Shares in Argentina's Edenor (NYSE:EDN - News) have still gained 19% since its initial public offering in April. Other gainers include China's Huaneng Power International (NYSE:HNP - News) and Russia's Unified Energy System (Other OTC:USERY.PK - News), a state-owned monopoly that the government plans to break up by mid-2008.

Some utilities in emerging markets pay better dividends than those in the U.S., says analyst Rowe Michels of Bear Stearns.

"Most Latin American utilities provide above 5% dividend yields, some over 10%," Michels said. "That's well above what the average U.S. utility pays.

"U.S. utilities aren't growth stocks," he added. "Demand barely keeps pace with the economy. In Latin America, electricity demand is growing much faster."

Chile, Peru, Colombia and Brazil have "investor-friendly regulatory models," Michels said. Argentina's power shortages have worsened. Its government may have to take unpopular steps, Michels says.

"Some countries are on the verge of blackouts and rationing," said Michels. "A lot of times countries don't give in to business-friendly regulatory models until they have no choice," he said.

With oil-rich Venezuela led by radical socialist President Hugo Chavez and Bolivia renationalizing energy firms, some analysts warn that the region's investment climate may turn for the worse.

U.S. utilities have been exiting Latin America over the past five years, said Philip Adams, analyst at bond rater Gimme Credit.

"It's a higher priority for them to use capital at home," he said.

In March, Allentown, Pa.-based PPL said it would sell interests in utilities in Chile, El Salvador and Bolivia.

Still, Latin America is attracting investors from Europe. Spain's Endesa, which owns a controlling stake in Chile-based Enersis, plans to invest $3.3 billion in Latin America through 2009. U.K. hedge fund Ashmore Energy International has been acquiring power and natural gas assets in the region, Bailey says.

Latin America gets much of its electricity from hydropower. Sudden droughts have been a problem -- especially given rising demand for electricity. Such demand rose 6% last year, according to BP's Review of World Energy.

Meanwhile, Asia's demand climbed 8.5%, led by a whopping 14.5% increase in China, BP found.

"Much of Asia needs power plant capacity but they're still struggling with privatization," said Peter Maloney, editor of Platt's Global Power Report.

Indonesia and the Philippines are among the countries struggling to get new investment, says a PricewaterhouseCoopers report.

India still subsidizes the cost of electricity and supplies power to agricultural areas virtually free, Bailey said. He reckons such policies turn off private equity groups and other investors.

India plans to increase generation capacity 60% over the next five years. Power Grid Corp., India's biggest power transmission company, launched a $730 million initial public offering on the Bombay exchange this month.

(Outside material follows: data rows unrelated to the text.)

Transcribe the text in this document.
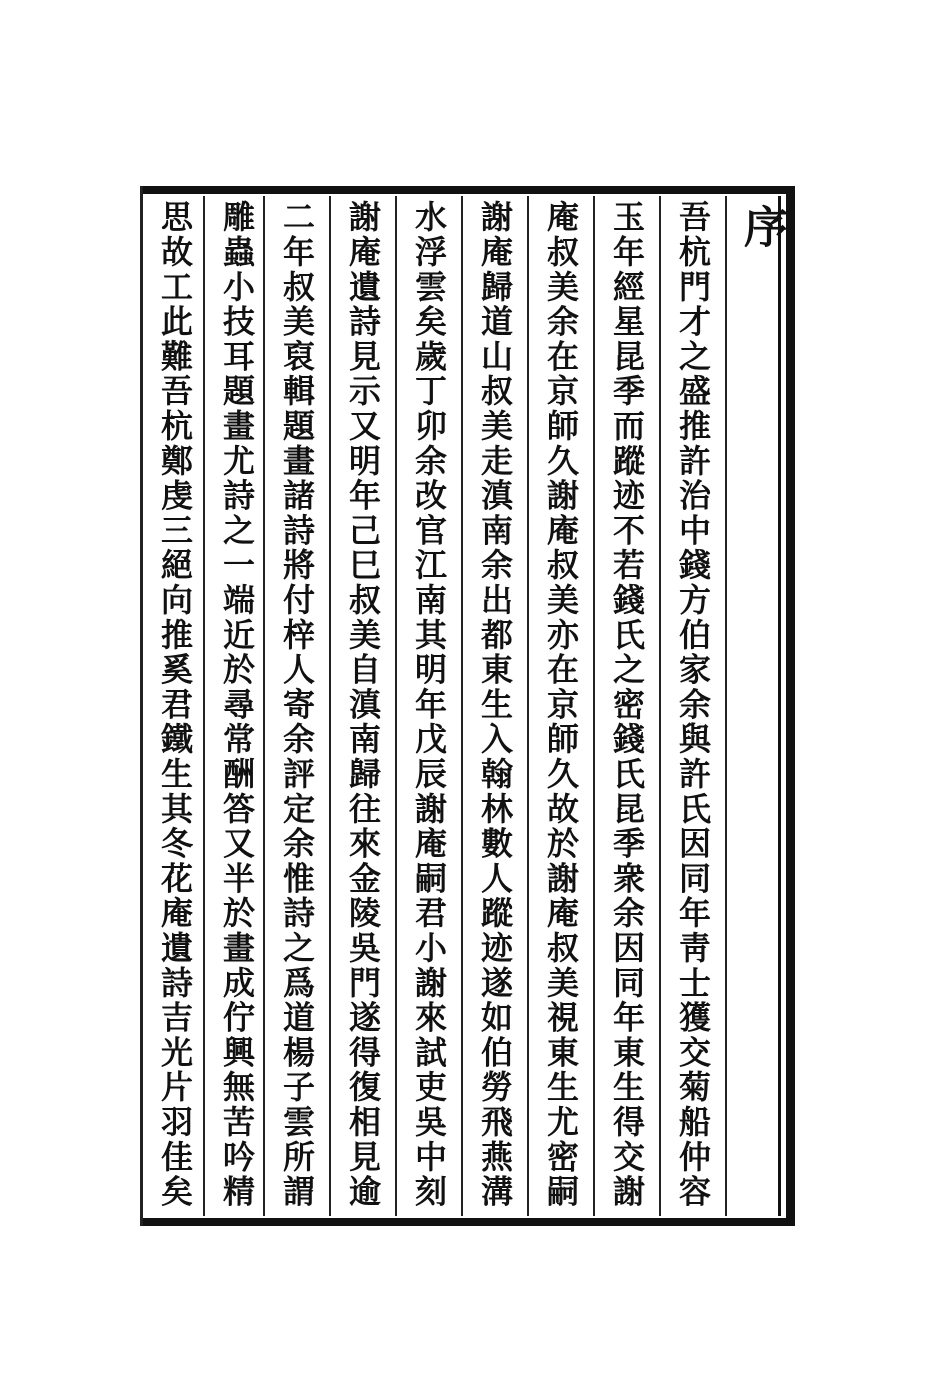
序
吾杭門才之盛推許治中錢方伯家余與許氏因同年靑士獲交菊船仲容
玉年經星昆季而蹤迹不若錢氏之密錢氏昆季衆余因同年東生得交謝
庵叔美余在京師久謝庵叔美亦在京師久故於謝庵叔美視東生尤密嗣
謝庵歸道山叔美走滇南余出都東生入翰林數人蹤迹遂如伯勞飛燕溝
水浮雲矣歲丁卯余改官江南其明年戊辰謝庵嗣君小謝來試吏吳中刻
謝庵遺詩見示又明年己巳叔美自滇南歸往來金陵吳門遂得復相見逾
二年叔美裒輯題畫諸詩將付梓人寄余評定余惟詩之爲道楊子雲所謂
雕蟲小技耳題畫尤詩之一端近於尋常酬答又半於畫成佇興無苦吟精
思故工此難吾杭鄭虔三絕向推奚君鐵生其冬花庵遺詩吉光片羽佳矣
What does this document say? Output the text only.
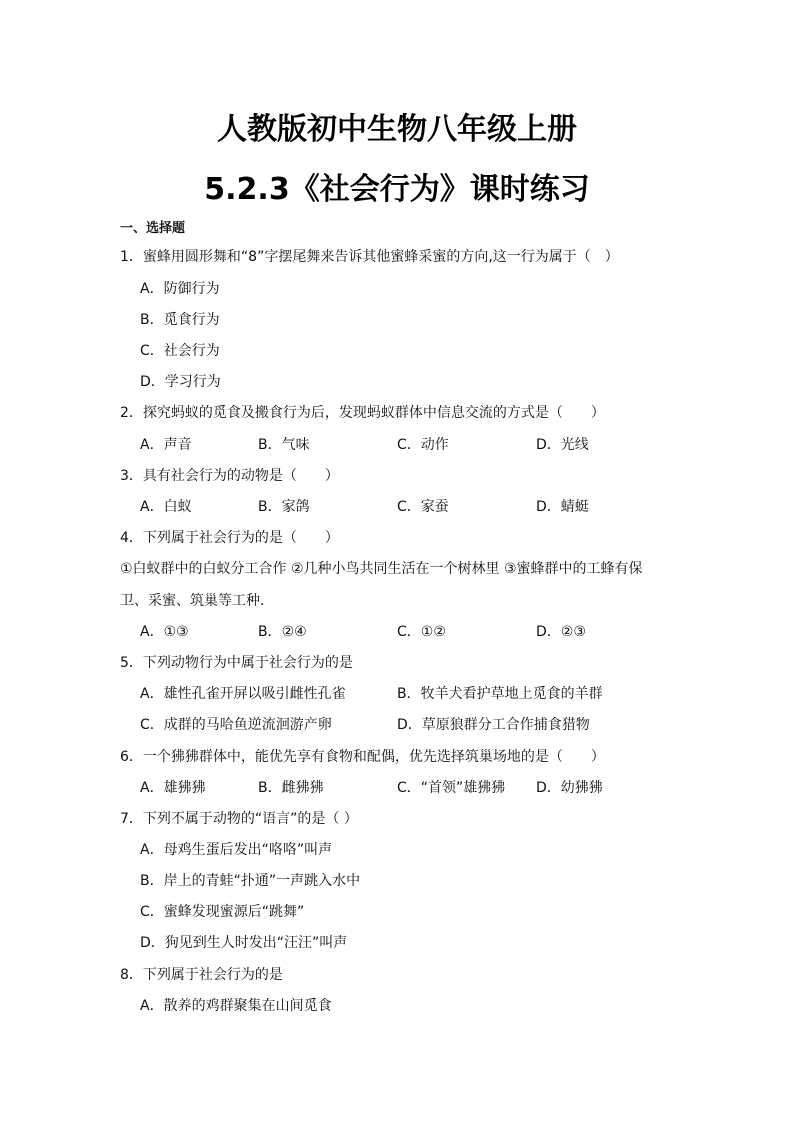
人教版初中生物八年级上册
5.2.3《社会行为》课时练习
一、选择题
1．蜜蜂用圆形舞和“8”字摆尾舞来告诉其他蜜蜂采蜜的方向,这一行为属于（　）
A．防御行为
B．觅食行为
C．社会行为
D．学习行为
2．探究蚂蚁的觅食及搬食行为后，发现蚂蚁群体中信息交流的方式是（　　）
A．声音	B．气味	C．动作	D．光线
3．具有社会行为的动物是（　　）
A．白蚁	B．家鸽	C．家蚕	D．蜻蜓
4．下列属于社会行为的是（　　）
①白蚁群中的白蚁分工合作 ②几种小鸟共同生活在一个树林里 ③蜜蜂群中的工蜂有保
卫、采蜜、筑巢等工种.
A．①③	B．②④	C．①②	D．②③
5．下列动物行为中属于社会行为的是
A．雄性孔雀开屏以吸引雌性孔雀	B．牧羊犬看护草地上觅食的羊群
C．成群的马哈鱼逆流洄游产卵	D．草原狼群分工合作捕食猎物
6．一个狒狒群体中，能优先享有食物和配偶，优先选择筑巢场地的是（　　）
A．雄狒狒	B．雌狒狒	C．“首领”雄狒狒 D．幼狒狒
7．下列不属于动物的“语言”的是（ ）
A．母鸡生蛋后发出“咯咯”叫声
B．岸上的青蛙“扑通”一声跳入水中
C．蜜蜂发现蜜源后“跳舞”
D．狗见到生人时发出“汪汪”叫声
8．下列属于社会行为的是
A．散养的鸡群聚集在山间觅食
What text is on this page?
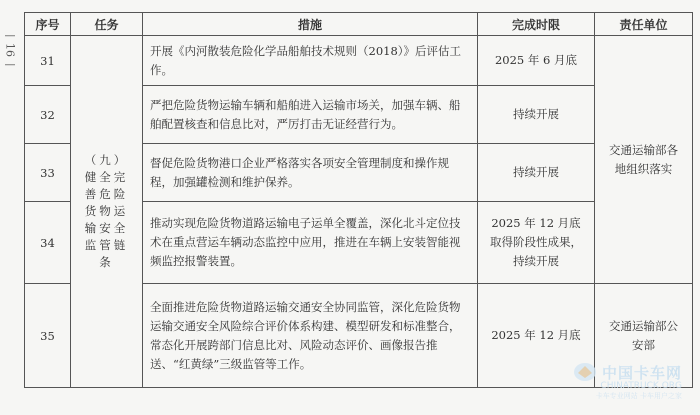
—
16
—
序号	任务	措施	完成时限	责任单位
31	（九）健全完善危险货物运输安全监管链条	开展《内河散装危险化学品船舶技术规则（2018）》后评估工作。	2025 年 6 月底	交通运输部各地组织落实
32		严把危险货物运输车辆和船舶进入运输市场关，加强车辆、船舶配置核查和信息比对，严厉打击无证经营行为。	持续开展	
33		督促危险货物港口企业严格落实各项安全管理制度和操作规程，加强罐检测和维护保养。	持续开展	
34		推动实现危险货物道路运输电子运单全覆盖，深化北斗定位技术在重点营运车辆动态监控中应用，推进在车辆上安装智能视频监控报警装置。	2025 年 12 月底取得阶段性成果，持续开展	
35		全面推进危险货物道路运输交通安全协同监管，深化危险货物运输交通安全风险综合评价体系构建、模型研发和标准整合，常态化开展跨部门信息比对、风险动态评价、画像报告推送、“红黄绿”三级监管等工作。	2025 年 12 月底	交通运输部公安部
中国卡车网
CHINATRUCK.ORG
卡车专业网站 卡车用户之家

Some of China's utilities plan to expand into Indonesia, Vietnam and Thailand. Hong Kong and Singapore-based investment groups are eyeing Indonesia and other power-hungry countries.

Globally, electricity demand is expected to double by 2030, with China's growth being a big factor.

China rationed power after blackouts in 2004 and 2005. After that, spending on new power plants surged. The country's utilities now face a short-term glut of capacity, Bailey said, although demand continues to grow in the double digits.

China's industries now gobble up about 75% of electricity. As living standards improve, China's 1.3 billion people should help absorb the power capacity coming online, said Joseph Jacobelli, analyst at Merrill Lynch.

China has big plans to add capacity from nuclear plants, hydropower projects including the Three Gorges Dam, wind farms and solar energy. But, most of its electricity still comes from highly polluting, coal-fired power plants.

Russia's plan to restructure power monopoly UES has drawn plenty of attention.

European utilities, including Italy's Enel and Germany's E.ON, are interested in buying stakes in UES spin-offs.

Michels advises investors to be careful because it's not clear what Russia's regulatory and pricing model will be after the breakup of UES. It also is not clear how UES assets will be carved up, he said.